You wouldn't think that I, as head of a school ending in 8th grade, spend too much time thinking about college admission. Normally I don't. But I have been recently. The New York Times education section has been chronicling several high school seniors' college application adventures, with many of the decisions documented this past week. Also, my 9th grade daughter came home last week, full of stories about all the loud declarations of college notification and the reappearance of the Wall of Rejection. I'm not sure just what she made of it all.
Since I used to work at her school, I know the scene. It's being repeated at schools across the nation. A certain date arrives, and crowds gather for the e-mail to be opened. Sometimes parents come to school for the event. Massive drama then ensues. Repeat several times.
A once private event has taken on a very public dimension. That's not surprising, given how much more of life has become spectator sport. More and more we seem willing to make multiple aspects of our lives, many formerly deemed personal, accessible to all. Indeed, more and more people seem to crave the attention, no matter how it comes. Some even expect that everyone should care about each part of their lives, and they are offended at any indifference. With the college decision being such a massive rite of passage, of course that becomes a chance for a major announcement.
To a degree that last part always has been true. However, over the past two decades, it has taken on a profound, even concerning weight. I understand why. We are living in particularly anxious times. A struggling economy, rapid and profound change, global competition, political distrust--the reasons for our discomfort are many, any one of which could prove unsettling. Because of that uncertainty, we seek guarantees, even when our rational sides know such things don't exist. For our children, those guarantees become admission into the "right" school. It can become rather narcissistic. As one of the students in The Times pieces put it, "I don't have to fit the institution; the institution has to fit me." She said this while comparing the process to buying a wedding dress. I can imagine the reaction of the admission officers feel at the schools to which she is applying.
The idea of a single perfect school for anyone is, of course, wrong. One could go to any number of wonderful colleges and have a fantastic, life-altering and life-affirming experience. I've seen many students who were convinced a letter of rejection meant their lives were ruined. They ended up flourishing where they matriculated. Or one could, as I did, spend four years at college and enjoy it but feel no particular affinity for one's alma mater. That is not the college's fault. It's mine. I chose not to become very engaged. There is the real point. The college matters, but only to a degree. The real determinant of the experience is what any individual makes of the opportunities that appear.
Ultimately, we have responsibility for our life-long educations. When we focus too much on one college, we cede the power we have to determine the quality of our experiences. That's true in other life arenas as well. When it occurs, we also tend to quickly assign blame. At times it seems everyone blames the media for everything.
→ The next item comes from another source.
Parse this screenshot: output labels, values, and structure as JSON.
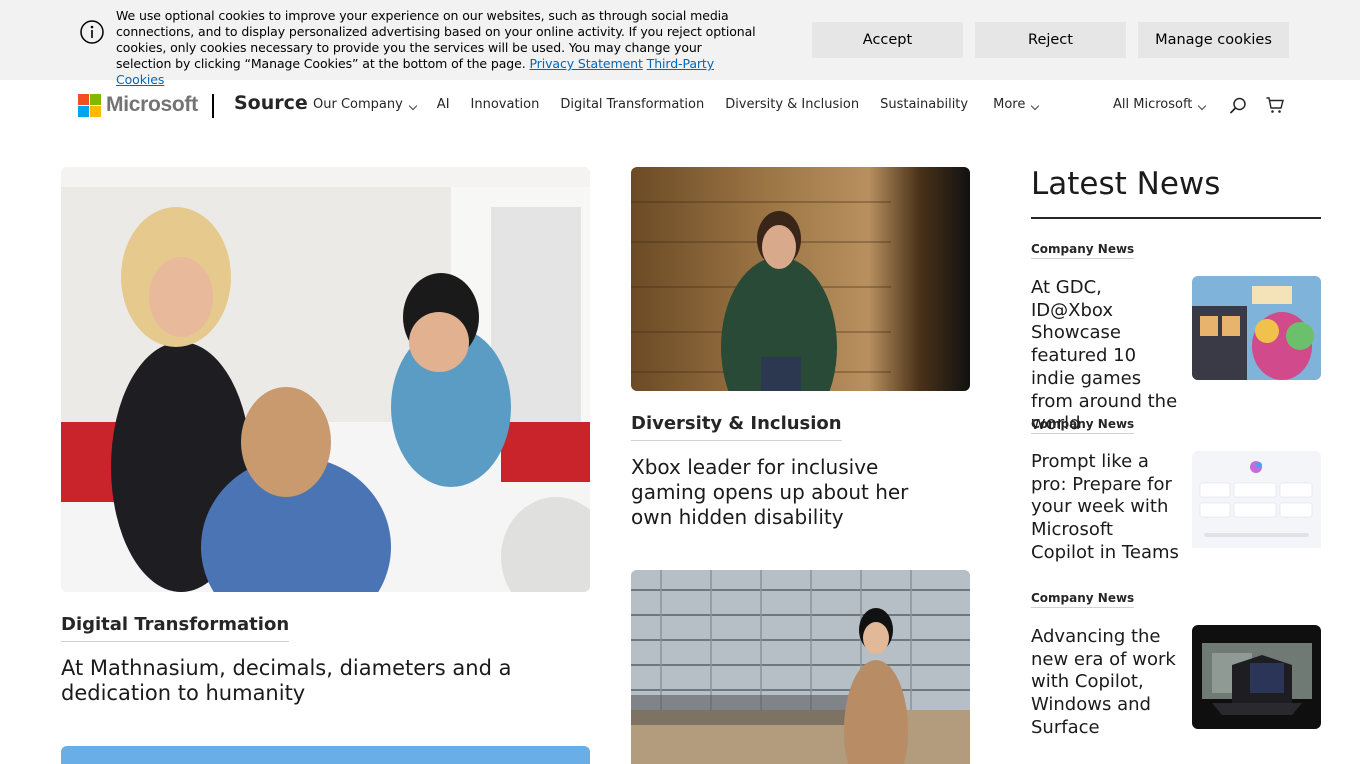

Students and parents blame teachers; one political party blames the other. The two scenarios have much in common, and the result is the same, literally and metaphorically: gridlock.
As the adults in the situation--meaning the ones with life experience and perspective--we have to help young people break through this. That is easy to say, much harder to achieve. From the beginning, we have to be very careful about the subtle and overt signals we send about everything. Consider grades, for example. They are important, certainly. More important is how we discuss them with our children. Grades can be examined as markers of effort and progress. They also can be seen as currency which buys entry. Both are to an extent true. The pointed question involves which you emphasize. The answer has massive implications.
In just a couple of years I will become heavily involved in the college application process with my daughter. While I have written references for students, it will be my deepest foray into this jungle since I was a college counselor over twenty years ago, when the landscape was less foreboding. We will see how well I can practice what I preach. I do know one thing: we won't let it resemble a TV reality show.